Is PDF very inefficient?
Not particularly, as your comment to the Q shows:
'cos the PDF of 10 greyscale pics, is 6.35MB!
It all depends on the resoution and level of compression.
Fundamentally the answer is: full pages are quite large and typical scanning and printing resolutions are quite high: thus lots of data.
A4 is about 8.3x11.7 inches (letter is similar, different is not significant). So one page is 97in2.
At 300dpi, 1in2 is 90,000 pixels. At 24 bits per pixel (enough for 16 million colours) that’s about 260kB.
So 100in2 will require about 26MB. This matches your figures. NB greyscale at 8 bits per pixel (256 levels) requires about a third of this.
The 1GB Of Intermediate Files
But if you want a final output of 300dpi you really need to work a higher resolution until the final output stage (to avoid artefacts: just try opening and saving anew a JPEG with even moderate compression a few times to see how these quickly appear).
My old scanner (>8 years old?) would operate at 2400dpi (IIRC), so something like 600dpi would be in easy range of most scanners, since that is the linear measurement, the per-area—and thus file size—will increase with the square, leading to file sizes four times bigger.
I.e. ∼100MB per image, so 1GB for 10 is to be expected.
But the final output is much smaller
This is almost certainly compressed.
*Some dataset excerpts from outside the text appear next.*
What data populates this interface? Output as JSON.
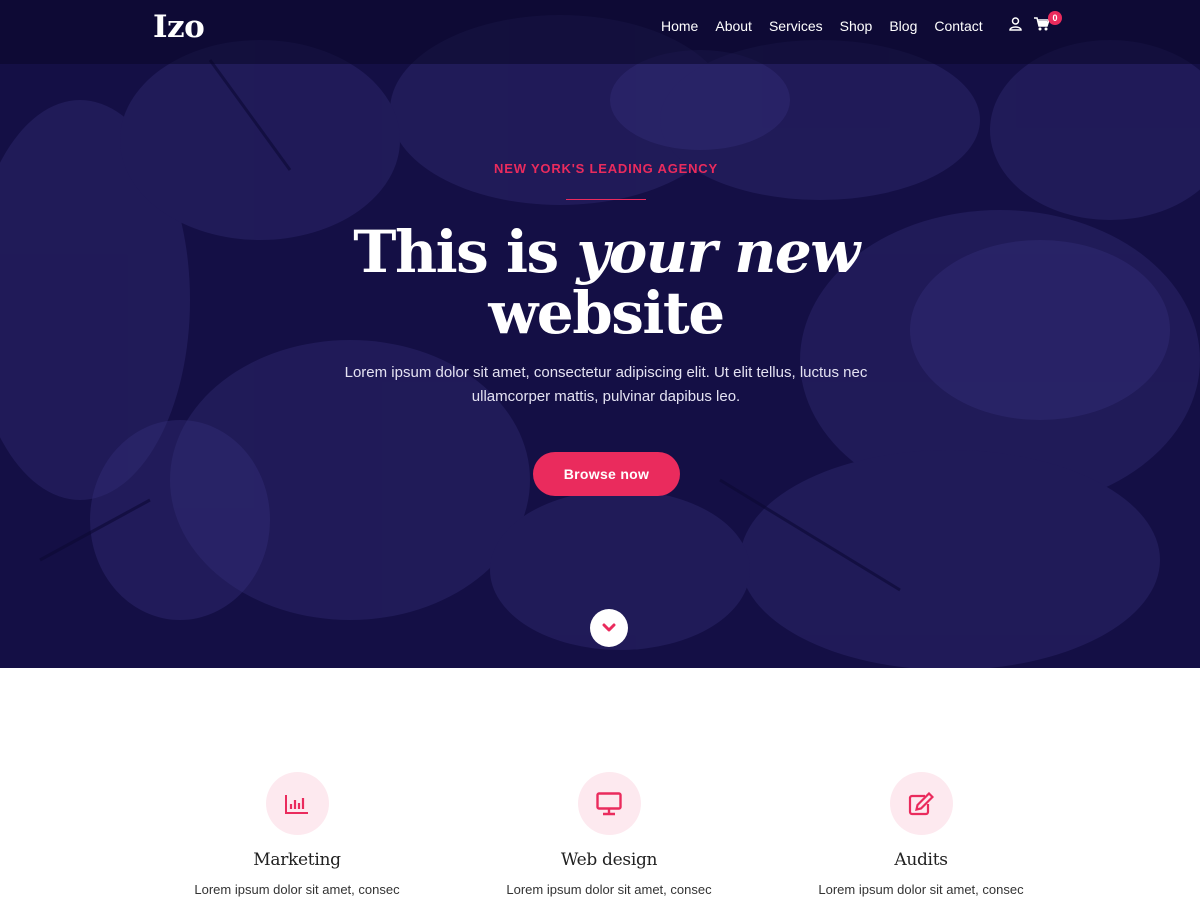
{
  "header": {
    "logo": "Izo",
    "nav": [
      "Home",
      "About",
      "Services",
      "Shop",
      "Blog",
      "Contact"
    ],
    "user_icon": "user-icon",
    "cart_icon": "cart-icon",
    "cart_count": "0"
  },
  "hero": {
    "eyebrow": "NEW YORK'S LEADING AGENCY",
    "title_plain": "This is",
    "title_italic": "your new",
    "title_line2": "website",
    "text": "Lorem ipsum dolor sit amet, consectetur adipiscing elit. Ut elit tellus, luctus nec ullamcorper mattis, pulvinar dapibus leo.",
    "cta": "Browse now",
    "scroll_icon": "chevron-down-icon"
  },
  "features": [
    {
      "icon": "bar-chart-icon",
      "title": "Marketing",
      "text": "Lorem ipsum dolor sit amet, consec"
    },
    {
      "icon": "monitor-icon",
      "title": "Web design",
      "text": "Lorem ipsum dolor sit amet, consec"
    },
    {
      "icon": "edit-icon",
      "title": "Audits",
      "text": "Lorem ipsum dolor sit amet, consec"
    }
  ],
  "colors": {
    "hero_bg": "#140f45",
    "accent": "#ea2b5d",
    "icon_circle": "#fde9ef"
  }
}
Non-loosy compression of images with large areas of constant colour can often be compressed by x10 with no significant loss of perceived information, for scans and photos (which tend to have a lot of small amounts of variation that we only see at extreme zoom levels) some loss is normal (as JPEG uses) and similar compression ratios are achieved.
How Big Could It Be?
Pro-DSLRs use 14bits per colour (a high end scanner should also be able to), i.e. 42bits per pixel. Scanning A4 at 4800dpi would lead to a raw data size of ∼11GB for a single page.